Step 2: Wait for Backup Completion

When prompted, tap Unpair [Watch Name] to confirm. Your old iPhone displays a progress screen showing backup creation. This typically takes 5-10 minutes depending on your health data history.

Here's the crucial part: do not close the Watch app or turn off either device during this phase. Interrupting the backup doesn't just slow things down — it can cause permanent data loss that no amount of troubleshooting will fix.

space gray Apple Watch
Photo by bady abbas / Unsplash

Step 3: Verify Apple ID on New Phone

On your new iPhone, go to Settings and tap your name at the top. Verify you're signed into the same Apple ID used on your old phone. Different Apple ID? The backup won't appear, and you'll be starting from zero.

Open the Watch app on your new iPhone. If everything worked correctly, it should automatically detect that you have a watch backup waiting.

Step 4: Start Pairing Process

In the Watch app on your new iPhone, tap Start Pairing. Hold your new phone over the Apple Watch face until the pairing animation appears — that swirling pattern that looks like a kaleidoscope.

Position your phone's camera so the pattern fills the viewfinder completely. The phone automatically detects and connects within 30-60 seconds. If it doesn't work immediately, don't panic — move the phone slightly closer or farther away.

Step 5: Choose Restore from Backup

When setup options appear, select Restore from Backup rather than setting up as new. Choose the most recent backup — it should show today's date and time from when you unpaired.

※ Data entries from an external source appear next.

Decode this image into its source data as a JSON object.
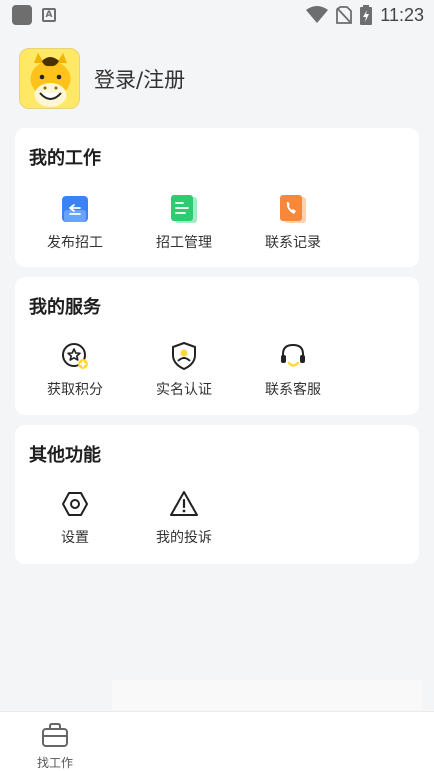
{
  "status_bar": {
    "time": "11:23"
  },
  "profile": {
    "login_label": "登录/注册"
  },
  "sections": {
    "work": {
      "title": "我的工作",
      "items": [
        {
          "label": "发布招工",
          "icon": "publish-job-icon"
        },
        {
          "label": "招工管理",
          "icon": "job-management-icon"
        },
        {
          "label": "联系记录",
          "icon": "contact-record-icon"
        }
      ]
    },
    "service": {
      "title": "我的服务",
      "items": [
        {
          "label": "获取积分",
          "icon": "points-icon"
        },
        {
          "label": "实名认证",
          "icon": "verification-icon"
        },
        {
          "label": "联系客服",
          "icon": "customer-service-icon"
        }
      ]
    },
    "other": {
      "title": "其他功能",
      "items": [
        {
          "label": "设置",
          "icon": "settings-icon"
        },
        {
          "label": "我的投诉",
          "icon": "complaint-icon"
        }
      ]
    }
  },
  "tabbar": {
    "find_job_label": "找工作"
  },
  "colors": {
    "accent_blue": "#3b82f6",
    "accent_green": "#2ecc71",
    "accent_orange": "#f5883a",
    "accent_yellow": "#ffd83a"
  }
}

This decision determines whether you get back years of health data or start tracking from day one again. Choose wisely.

Step 6: Complete Setup and Wait for Sync

Follow the prompts to configure Apple Pay, Siri, and other features. Your watch will restart and begin syncing data with your new phone. The initial sync takes 10-15 minutes and runs in the background.

You'll know it worked when your watch starts showing notifications from your new phone and your complete health history appears in the Health app. Everything else — music, photos, third-party app data — continues syncing throughout the first day.

When Things Go Wrong

If the pairing animation doesn't appear, restart both devices and ensure they're within 6 inches of each other. "Unable to Check for Update" errors usually mean weak Wi-Fi — switch to cellular data temporarily or move closer to your router.

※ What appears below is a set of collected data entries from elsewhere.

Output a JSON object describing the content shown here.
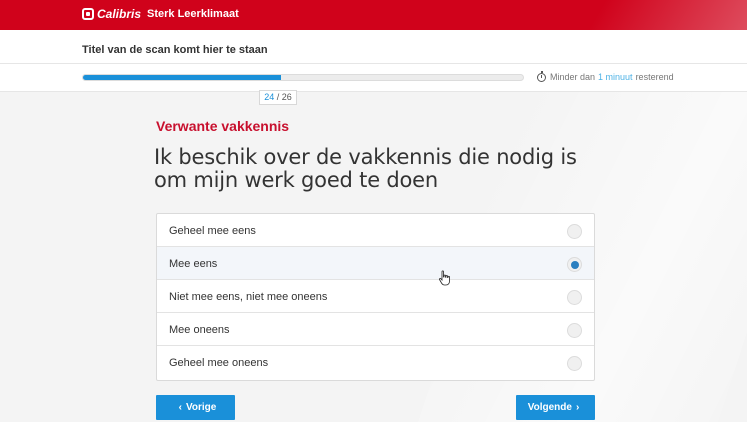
{
  "header": {
    "brand_name": "Calibris",
    "brand_sub": "Sterk Leerklimaat",
    "brand_color": "#d0021b"
  },
  "scan": {
    "title": "Titel van de scan komt hier te staan"
  },
  "progress": {
    "fraction": 0.45,
    "current": "24",
    "separator": " / ",
    "total": "26",
    "timer_before": "Minder dan",
    "timer_highlight": "1 minuut",
    "timer_after": "resterend",
    "accent": "#1a90d9"
  },
  "question": {
    "section": "Verwante vakkennis",
    "text": "Ik beschik over de vakkennis die nodig is om mijn werk goed te doen"
  },
  "options": [
    {
      "label": "Geheel mee eens",
      "selected": false
    },
    {
      "label": "Mee eens",
      "selected": true
    },
    {
      "label": "Niet mee eens, niet mee oneens",
      "selected": false
    },
    {
      "label": "Mee oneens",
      "selected": false
    },
    {
      "label": "Geheel mee oneens",
      "selected": false
    }
  ],
  "nav": {
    "prev_label": "Vorige",
    "next_label": "Volgende",
    "prev_icon": "chevron-left-icon",
    "next_icon": "chevron-right-icon"
  }
}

If your backup doesn't appear on the new phone, the problem is almost always mismatched Apple IDs. Double-check that both devices use the same account and that iCloud backup is enabled.

The Limitations You Should Know

This process won't work if your old iPhone is completely broken or won't power on. In that case, you'll need to set up as a new watch and lose all historical data. There's no workaround.

Don't attempt this method if you're switching between different Apple ID accounts — the backup won't transfer across accounts. For family members sharing watches or corporate devices, you'll need Apple's Family Setup process instead.

What Gets Restored (And What Doesn't)

Will I lose my health data during the switch?

Health data, workout history, and achievement records automatically back up during unpairing and restore when you pair with the new phone. Third-party fitness apps may require separate data export, but your core Apple Health data transfers completely.

What happens to apps I purchased for my watch?

Apps purchased through your Apple ID automatically re-download during the restore process. You may need to sign back into individual apps and reconfigure notification settings, but you won't lose paid apps or subscriptions.

How long until everything syncs completely?

Basic functionality returns immediately after pairing, but complete data sync takes 2-4 hours depending on your health history size. Music, photos, and large app data continue syncing in the background throughout the first day.

The next thing to watch for: your Activity rings should show historical data within a few hours. If they're still blank after 24 hours, something went wrong with the backup restore, and you'll need to contact Apple Support.